Statutory holiday pay should then be paid in these circumstances based on this assessment of a fair representation of weekly pay even though no work has been carried out.
Our view is that the risk associated with this situation is low, as we are dealing with workers who have not undertaken any work for a school for a significant period finding themselves entitled to a payment of 5.6 weeks holiday pay each year based on a fair assessment of weekly pay.
It may be considered unlikely that such individuals would expect to receive holiday pay or seek to challenge any underpayment in these circumstances. Having said that, this consequence of the decision in Brazel should prompt schools to review their bank staff arrangements to avoid retaining individuals on continuous contracts who have not undertaken work for significant periods of time but are nevertheless accruing statutory holiday.
Schools should seek legal advice when considering strategy for addressing any risk associated with the decision in Brazel.
What approach should we take to calculating average weekly pay if we do not hold records of the specific weeks worked by zero-hours staff (for example, where a zero-hours worker is paid monthly, and a weekly breakdown of hours worked is not retained)?
To calculate average weekly pay for holiday pay purposes in respect of a worker with no normal hours of work (i.e. zero-hours), an employer is required to look back over the last 52 weeks of work, and effectively take an average of pay received. Weeks where the employee carried out no work must not be considered, and therefore school holiday periods, and other weeks where no hours are worked, should not be included when looking at the last 52 weeks. This inevitably means taking account of weeks in the last academic year, with many VMTs for example working for between 30 and 34 weeks of the year.
Note that only weeks of work which took place during the last 104 calendar weeks should be counted. Therefore, if fewer than 52 weeks of work were undertaken in the last 104 weeks, the week’s pay should be calculated on the basis of these weeks only.
To do this calculation it is necessary for schools to maintain accurate records of the weeks of the year worked by zero-hours staff. Difficulties can arise where such records are not held. Where this is the case, schools should consider whether the current arrangements can be adapted to ensure that records are retained of the weeks of the year worked by those working on a zero-hours basis.
Alternatively, where this is practically difficult, schools may opt to take the pragmatic approach of calculating average weekly pay based on the pay actually received over the course of the last academic year or two academic years.

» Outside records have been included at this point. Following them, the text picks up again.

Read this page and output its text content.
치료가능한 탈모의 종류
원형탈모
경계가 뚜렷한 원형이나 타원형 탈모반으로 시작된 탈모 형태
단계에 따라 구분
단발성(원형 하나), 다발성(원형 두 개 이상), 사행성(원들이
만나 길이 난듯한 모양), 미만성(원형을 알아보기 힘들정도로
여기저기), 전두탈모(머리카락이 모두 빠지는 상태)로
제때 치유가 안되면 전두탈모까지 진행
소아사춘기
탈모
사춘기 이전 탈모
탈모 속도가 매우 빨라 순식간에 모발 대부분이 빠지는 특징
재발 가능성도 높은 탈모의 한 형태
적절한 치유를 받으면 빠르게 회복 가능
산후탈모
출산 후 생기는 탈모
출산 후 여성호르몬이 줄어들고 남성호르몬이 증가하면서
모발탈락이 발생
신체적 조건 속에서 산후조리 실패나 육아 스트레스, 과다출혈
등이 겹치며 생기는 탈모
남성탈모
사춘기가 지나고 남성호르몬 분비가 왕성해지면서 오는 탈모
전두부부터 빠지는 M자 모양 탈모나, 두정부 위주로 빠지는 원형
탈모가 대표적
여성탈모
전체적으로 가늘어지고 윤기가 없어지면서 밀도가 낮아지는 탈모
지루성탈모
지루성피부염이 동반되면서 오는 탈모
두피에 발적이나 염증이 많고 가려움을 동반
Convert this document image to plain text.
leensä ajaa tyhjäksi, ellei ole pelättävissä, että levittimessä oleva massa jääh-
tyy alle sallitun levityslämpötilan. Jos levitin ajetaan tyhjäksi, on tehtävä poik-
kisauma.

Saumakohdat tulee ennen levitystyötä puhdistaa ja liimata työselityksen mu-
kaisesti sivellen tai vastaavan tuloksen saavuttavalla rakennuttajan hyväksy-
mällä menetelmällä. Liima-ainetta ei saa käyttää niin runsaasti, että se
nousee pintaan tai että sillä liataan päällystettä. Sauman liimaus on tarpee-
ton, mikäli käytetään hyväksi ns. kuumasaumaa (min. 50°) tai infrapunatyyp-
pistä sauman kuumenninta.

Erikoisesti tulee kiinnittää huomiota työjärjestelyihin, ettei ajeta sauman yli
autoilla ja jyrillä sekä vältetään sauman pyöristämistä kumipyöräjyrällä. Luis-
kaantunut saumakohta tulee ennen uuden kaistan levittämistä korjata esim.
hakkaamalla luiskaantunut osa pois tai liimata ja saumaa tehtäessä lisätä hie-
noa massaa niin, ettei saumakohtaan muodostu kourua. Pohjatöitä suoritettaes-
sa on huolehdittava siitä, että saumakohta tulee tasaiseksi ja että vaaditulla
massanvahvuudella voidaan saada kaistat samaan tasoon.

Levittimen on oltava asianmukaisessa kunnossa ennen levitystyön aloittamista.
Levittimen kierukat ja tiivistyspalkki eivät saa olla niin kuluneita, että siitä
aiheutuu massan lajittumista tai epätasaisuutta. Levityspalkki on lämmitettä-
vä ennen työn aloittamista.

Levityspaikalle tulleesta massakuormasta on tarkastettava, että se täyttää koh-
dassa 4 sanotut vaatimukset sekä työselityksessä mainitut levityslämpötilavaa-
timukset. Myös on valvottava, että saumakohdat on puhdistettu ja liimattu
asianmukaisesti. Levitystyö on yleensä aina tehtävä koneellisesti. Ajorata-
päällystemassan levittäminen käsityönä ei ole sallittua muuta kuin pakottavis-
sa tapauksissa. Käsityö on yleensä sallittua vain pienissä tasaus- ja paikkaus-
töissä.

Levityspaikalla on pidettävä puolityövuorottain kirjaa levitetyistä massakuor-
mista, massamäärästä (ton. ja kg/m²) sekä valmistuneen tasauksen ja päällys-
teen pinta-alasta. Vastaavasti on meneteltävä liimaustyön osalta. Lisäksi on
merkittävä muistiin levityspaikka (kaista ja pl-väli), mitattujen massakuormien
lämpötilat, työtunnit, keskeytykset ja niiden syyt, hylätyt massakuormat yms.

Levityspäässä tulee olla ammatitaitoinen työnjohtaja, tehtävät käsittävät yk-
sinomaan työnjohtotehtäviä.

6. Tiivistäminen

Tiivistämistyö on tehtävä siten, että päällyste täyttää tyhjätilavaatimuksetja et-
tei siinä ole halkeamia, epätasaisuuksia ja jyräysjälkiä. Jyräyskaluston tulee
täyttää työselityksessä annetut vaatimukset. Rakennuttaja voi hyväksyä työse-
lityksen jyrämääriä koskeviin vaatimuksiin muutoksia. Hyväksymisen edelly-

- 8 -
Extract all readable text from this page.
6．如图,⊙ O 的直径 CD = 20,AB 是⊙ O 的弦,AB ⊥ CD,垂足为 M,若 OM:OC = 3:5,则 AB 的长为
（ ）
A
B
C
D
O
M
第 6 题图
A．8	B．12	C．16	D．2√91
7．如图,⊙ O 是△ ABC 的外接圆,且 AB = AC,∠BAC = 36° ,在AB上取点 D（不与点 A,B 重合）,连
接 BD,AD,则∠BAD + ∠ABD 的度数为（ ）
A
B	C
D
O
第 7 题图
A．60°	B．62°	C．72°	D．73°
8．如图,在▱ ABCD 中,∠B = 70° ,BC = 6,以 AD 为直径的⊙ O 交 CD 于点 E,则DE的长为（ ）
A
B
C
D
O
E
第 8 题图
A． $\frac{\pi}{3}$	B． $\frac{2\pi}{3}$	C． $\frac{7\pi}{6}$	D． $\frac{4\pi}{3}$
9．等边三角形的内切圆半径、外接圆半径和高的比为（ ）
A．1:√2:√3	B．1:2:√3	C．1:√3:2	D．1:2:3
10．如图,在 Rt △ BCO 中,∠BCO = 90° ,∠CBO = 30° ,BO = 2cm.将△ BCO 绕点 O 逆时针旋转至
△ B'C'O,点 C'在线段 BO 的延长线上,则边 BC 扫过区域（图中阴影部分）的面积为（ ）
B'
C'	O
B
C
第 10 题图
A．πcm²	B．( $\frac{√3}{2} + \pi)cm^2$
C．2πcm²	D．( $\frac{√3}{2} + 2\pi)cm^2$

Whilst this would not strictly accord with the calculation method set out above, in the majority of cases it is unlikely to result in any significant prejudice to the worker (and may depending on the circumstances be to their benefit). Applying a reference period of two academic years would be the safer approach as this would ensure that the maximum period of 104 weeks has been considered. Schools should, however, take legal advice on their specific circumstances before adopting this approach, in particular where the pay received by a zero-hours worker fluctuates considerably from one year to the next.